Entscheidung des Rechtsmittelgerichts bei Zustellung eines nicht unterzeichneten Entscheidungsentwurfs anstatt einer Entscheidung

Wird den Beteiligten/Parteien versehentlich ein bloßer Entscheidungsentwurf statt einer Entscheidung zugestellt, handelt es sich dabei zwar nur um eine Scheinentscheidung, die die Instanz nicht beendet. Diese Scheinentscheidung kann gleichwohl in zulässiger Weise mit dem Rechtsmittel angefochten werden, das gegen eine tatsächliche Entscheidung des betreffenden Inhalts zulässig wäre. Auf dieses Rechtsmittel hat das Rechtsmittelgericht die Nichtexistenz einer vorinstanzlichen Entscheidung durch Aufhebung der den Beteiligten zugegangenen "Entscheidung" klarzustellen und die Sache an das Gericht der Vorinstanz zwecks Beendigung des dort noch nicht abgeschlossenen Verfahrens zurückzuverweisen.
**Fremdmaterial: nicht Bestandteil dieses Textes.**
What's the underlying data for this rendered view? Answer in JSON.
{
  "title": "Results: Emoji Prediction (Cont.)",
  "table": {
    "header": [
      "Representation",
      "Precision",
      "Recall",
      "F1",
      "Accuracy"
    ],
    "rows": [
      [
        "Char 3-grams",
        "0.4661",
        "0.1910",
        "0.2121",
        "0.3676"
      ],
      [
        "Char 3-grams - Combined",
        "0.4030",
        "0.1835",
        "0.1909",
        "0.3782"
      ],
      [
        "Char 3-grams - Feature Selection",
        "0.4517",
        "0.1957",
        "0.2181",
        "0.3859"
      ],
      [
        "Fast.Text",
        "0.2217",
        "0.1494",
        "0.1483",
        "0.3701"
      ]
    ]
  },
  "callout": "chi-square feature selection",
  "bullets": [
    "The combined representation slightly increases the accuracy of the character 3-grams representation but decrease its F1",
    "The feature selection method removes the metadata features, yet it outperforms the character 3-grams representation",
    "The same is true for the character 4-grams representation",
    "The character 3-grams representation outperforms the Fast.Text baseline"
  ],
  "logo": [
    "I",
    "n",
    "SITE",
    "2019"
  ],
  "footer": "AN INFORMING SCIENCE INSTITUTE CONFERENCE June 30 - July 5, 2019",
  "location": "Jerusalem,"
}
1. Es wird festgestellt, dass eine Regelung des Versorgungsausgleichs durch einen familiengerichtlichen Beschluss vom 19. Juli 2017 nicht vorliegt; die den Beteiligten zugegangene Entscheidung wird aufgehoben, die Sache wird an das Familiengericht Hamburg-Barmbek zurückverwiesen.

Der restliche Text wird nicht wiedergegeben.